What do Sir Winston Churchill, Bobby Soderstrom, Ernest Hemingway, John Dos Passos, Virginia Woolf, Thomas Jefferson, Donald Rumsfeld, Vladimir Nabakov, Ben Franklin, Leonardo da Vinci and Treehugger founder Graham Hill have in common?

They all worked, standing up. I’ve now joined the ranks, at least half-time—there’s plenty of problems associated with being on your feet, too much, so I split my time between my eco desk and, seriously, standing in my stairwell with my laptop perched, a bit precariously, on top of a bannister.

Via Treehugger:

The Canadian Centre for Occupational Health and Safety suggests that working in a standing position can cause health problems of its own.

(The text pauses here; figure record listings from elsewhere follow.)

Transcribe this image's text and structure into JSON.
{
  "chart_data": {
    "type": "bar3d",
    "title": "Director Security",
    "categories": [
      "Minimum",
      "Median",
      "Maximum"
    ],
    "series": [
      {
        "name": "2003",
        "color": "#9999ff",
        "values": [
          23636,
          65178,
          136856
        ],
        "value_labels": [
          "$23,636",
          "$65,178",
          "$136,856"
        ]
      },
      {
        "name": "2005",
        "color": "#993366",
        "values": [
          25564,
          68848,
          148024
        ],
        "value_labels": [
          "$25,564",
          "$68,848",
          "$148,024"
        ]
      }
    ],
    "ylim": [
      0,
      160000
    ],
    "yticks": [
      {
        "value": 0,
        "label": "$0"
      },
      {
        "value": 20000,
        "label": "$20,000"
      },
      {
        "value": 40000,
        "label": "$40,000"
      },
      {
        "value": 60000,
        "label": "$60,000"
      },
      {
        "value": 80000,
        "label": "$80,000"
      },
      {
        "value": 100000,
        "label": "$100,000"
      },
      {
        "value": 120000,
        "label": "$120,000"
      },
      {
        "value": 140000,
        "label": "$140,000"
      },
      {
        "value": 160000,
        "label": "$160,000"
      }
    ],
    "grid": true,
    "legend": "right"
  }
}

“Working in a standing position on a regular basis can cause sore feet, swelling of the legs, varicose veins, general muscular fatigue, low back pain, stiffness in the neck and shoulders, and other health problems. These are common complaints among sales people, machine operators, assembly-line workers and others whose jobs require prolonged standing.”…But most knowledge workers don’t have to stand in one position all day. Jamis at 37 Signals says it gives him greater clarity of thought.

~

Excerpts via the NY Times:

…[even among] healthy people who exercise regularly, those who sit the most during the rest of the day have larger waists and worse profiles of blood pressure and blood sugar than those who sit less…

…sitting is one of the most passive things you can do. You burn more energy by chewing gum or fidgeting than you do sitting still in a chair. Compared to sitting, standing in one place is hard work. To stand, you have to tense your leg muscles, and engage the muscles of your back and shoulders; while standing, you often shift from leg to leg. All of this burns energy…

…when you sit, a crucial part of your metabolism slows down…

And so, that rare article I read, and share on elephant, that changes my own habits. I’m a standing man, from here on out.